If there is some good that can be found out of all the bad related to Ferguson, part of it comes from Channel 5 (KSDK).
Apparently, it was the first local station to promote a healing effort in the community, well before the grand jury decision not to indict officer Darren Wilson for the death of Michael Brown in Ferguson.
The station launched its “STL Together” effort on August 25. Among other things, the station aired related stories, public service announcements (PSAs) and promoted the idea on social media.
It clearly garnered interest as the station received inquiries about the program from several national media outlets including NBC, ABC and CNN.
Marv Danielski, Channel 5 vice president and station manager, said, “The only way our community can move forward is together and that can only be done through information, context, and discussion.”
“We saw our community at a crossroads beyond protests and demonstrations.” He said. “We developed STL Together to provide a voice to citizens, to public leaders, to civil rights advocates and to clergy to help our community stand together during a time of need. It’s more than a public service campaign. STL Together was designed to highlight news and informational content, allowing us to tell stories to help people understand each other, to hear the many sides of this community.”
The station says the reaction in the community has been positive. Just looking at Twitter, many people are using the hashtag #stltogether. According to Topsy.com, #STLTogether has been tweeted more than 11,000 times as of December 3.
In one example from that day, a person posted 3 pictures-a city police car, a county police car and the St. Louis Rams logo. Her tweet simply said, “#STLTogether…Respect & Love, no matter what!!!”
Danielski also says it was easy to get people to help create the PSAs. He says after the spots began to include community and religious leaders asking for peaceful protests, the station was overwhelmed with requests to be included because they appreciated Channel 5’s efforts to bring the community together. Among others, the PSAs included many people on the street, children, members of the Rams, The Archbishop, Frankie Muse Freeman, Rabbi Susan Talve, Sen. Eric Schmitt, Sen. Jamilah Nasheed, Mayor Slay, Missouri Highway Patrol Captain Ron Johnson, St. Louis City Police Chief Sam Dotson, St. Louis County Police Chief Ron Belmar, and Rep. Lacy Clay.

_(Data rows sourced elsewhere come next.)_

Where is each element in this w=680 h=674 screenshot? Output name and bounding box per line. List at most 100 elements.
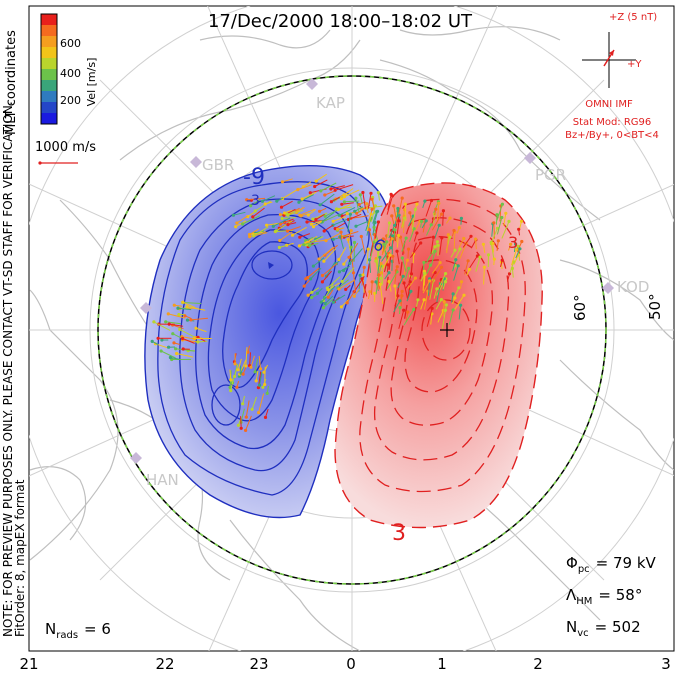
velocity-vector [326,276,341,289]
velocity-vector-origin [171,332,175,336]
velocity-vector [311,220,322,225]
velocity-vector [501,221,510,239]
velocity-vector-origin [408,280,412,284]
station-label-kap: KAP [316,94,345,112]
velocity-vector [430,267,442,285]
velocity-vector [369,259,371,273]
velocity-vector-origin [500,215,504,220]
velocity-vector [393,300,401,313]
velocity-vector [468,255,478,270]
velocity-vector-origin [318,203,322,207]
velocity-vector [254,358,259,372]
velocity-vector [348,242,359,258]
velocity-vector [347,230,352,243]
velocity-vector-origin [318,209,322,213]
velocity-vector-origin [403,216,407,220]
colorbar-swatch [41,113,57,125]
velocity-vector-origin [235,385,239,389]
velocity-vector-origin [446,233,450,237]
velocity-vector [245,415,252,431]
velocity-vector-origin [235,221,239,225]
velocity-vector [240,408,245,423]
velocity-vector-origin [370,207,374,211]
velocity-vector [437,273,447,290]
station-label-pgr: PGR [535,166,566,184]
velocity-vector [386,271,398,290]
velocity-vector-origin [431,235,435,239]
velocity-vector-origin [367,228,371,232]
velocity-vector [434,225,440,239]
velocity-vector-origin [378,242,382,246]
velocity-vector-origin [252,234,256,238]
imf-source: OMNI IMF [585,99,633,110]
velocity-vector [426,308,433,327]
mlt-tick-21: 21 [19,655,38,673]
station-marker-han [130,452,142,464]
velocity-vector [323,224,334,232]
velocity-vector [393,205,398,225]
velocity-vector [429,280,434,300]
velocity-vector [388,281,392,292]
velocity-vector-origin [174,347,178,351]
velocity-vector [490,242,495,260]
velocity-vector-origin [296,188,300,192]
velocity-vector [433,288,438,299]
velocity-vector-origin [265,391,269,395]
velocity-vector-origin [352,240,357,245]
velocity-vector [371,281,373,295]
velocity-vector [452,259,457,272]
velocity-vector-origin [168,355,172,360]
velocity-vector [511,249,517,266]
velocity-vector-origin [374,259,378,263]
velocity-vector-origin [156,336,160,340]
velocity-vector-origin [376,220,380,224]
velocity-vector [322,213,340,223]
velocity-vector-origin [340,202,344,206]
velocity-vector [338,246,347,260]
velocity-vector [453,231,456,250]
velocity-vector [458,238,465,248]
velocity-vector [338,279,356,290]
velocity-vector-origin [263,382,267,387]
velocity-vector [259,372,263,386]
velocity-vector-origin [444,272,448,276]
velocity-vector [333,294,346,303]
velocity-vector-origin [178,327,182,331]
velocity-vector-origin [436,243,440,247]
station-label-han: HAN [146,471,179,489]
velocity-vector [264,366,266,385]
imf-model: Stat Mod: RG96 [573,117,652,128]
velocity-vector [397,276,404,289]
velocity-vector-origin [335,207,339,211]
velocity-vector [442,210,444,226]
velocity-vector-origin [458,247,462,251]
velocity-vector-origin [183,314,187,318]
velocity-vector-origin [306,293,310,297]
velocity-vector [187,306,206,311]
velocity-vector-origin [453,248,457,252]
velocity-vector [324,244,338,256]
velocity-vector [313,221,323,228]
velocity-vector-origin [314,179,318,183]
velocity-vector-origin [373,220,377,225]
velocity-vector [153,321,171,331]
lat-label-60: 60° [571,294,589,321]
velocity-vector-origin [378,282,382,286]
velocity-vector-origin [345,301,349,305]
velocity-vector [182,338,195,344]
velocity-colorbar [40,13,58,125]
velocity-vector-origin [419,241,423,245]
velocity-vector-origin [437,223,441,227]
velocity-vector [258,393,265,413]
velocity-vector [351,260,355,273]
velocity-vector [324,295,334,304]
velocity-vector-origin [376,191,380,195]
velocity-vector-origin [236,423,240,427]
imf-dial [582,32,636,88]
velocity-vector-origin [361,190,365,195]
velocity-vector-origin [495,213,499,217]
velocity-vector-origin [377,273,381,277]
velocity-vector-origin [373,204,377,208]
velocity-vector [404,268,410,280]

More recently, Channel 5 worked in partnership with the St. Louis Regional Chamber to develop the STL Together Fund to raise money to help small businesses recover from the recent vandalism following the announcement that Wilson would not be indicted.

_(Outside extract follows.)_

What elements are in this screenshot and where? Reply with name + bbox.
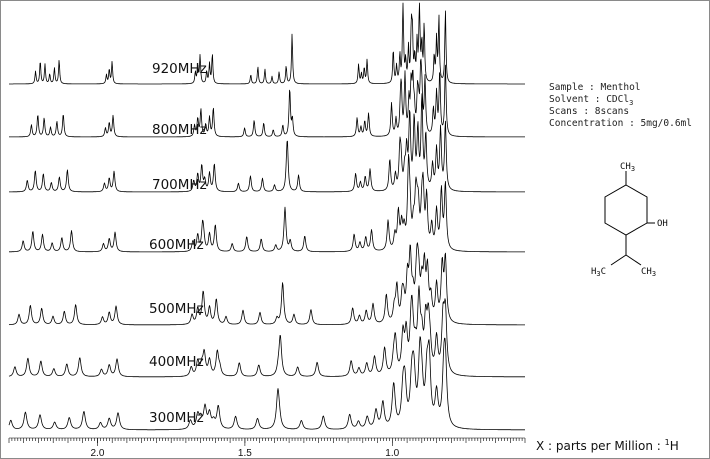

“This fund does more than repair broken windows and burned buildings. It helps neighbors left without a job and no means to support their families.” Says Danielski.

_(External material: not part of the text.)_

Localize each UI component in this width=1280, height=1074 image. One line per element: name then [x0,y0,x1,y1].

Danielski says the bottom line is “We’re proud of where we live and we want to be a catalyst to make positive change, which we can only do, together.”
While many often complain, and rightfully so, about the local television stations, this time Channel 5 (and others since) have shown how to properly use the power of the media for good.
Lots of people were upset with the coverage of events in Ferguson by the national media. Often with good reason.
One example came from ABC’s network news on November 24. Airing well before County Prosecutor Bob McCulloch’s announcement that officer Darren Wilson would not be indicted in the death of Michael Brown, the network made four mistakes in less than the first 60 seconds.
First, ABC World News Tonight showed two different pictures which anchor David Muir said were taken tonight. In fact, they were taken the previous night (the tip off was wet streets and puddles as it had rained Sunday but the streets had dried off my Monday evening). The network then said the governor was speaking “right now.” He wasn’t. It would be several more minutes before his news conference. Finally, Muir reported the decision was coming “any time now.” However, 15 minutes earlier, it had been officially announced that the prosecutor would not reveal the decision until 8 pm, some 2 ½ hours from, “now.”
If you want to see the different perspectives on the whole Ferguson situation, there is an easy way. Watch Fox News (cable) and MSNBC in prime time (or look at archive footage online). The two could not be more different in their perspectives. Fox, for the most part, is doing everything it can to support Darren Wilson and vilify Michael Brown. MSNBC, the opposite. It makes fascinating viewing and is highly recommended to see how “the other side” thinks.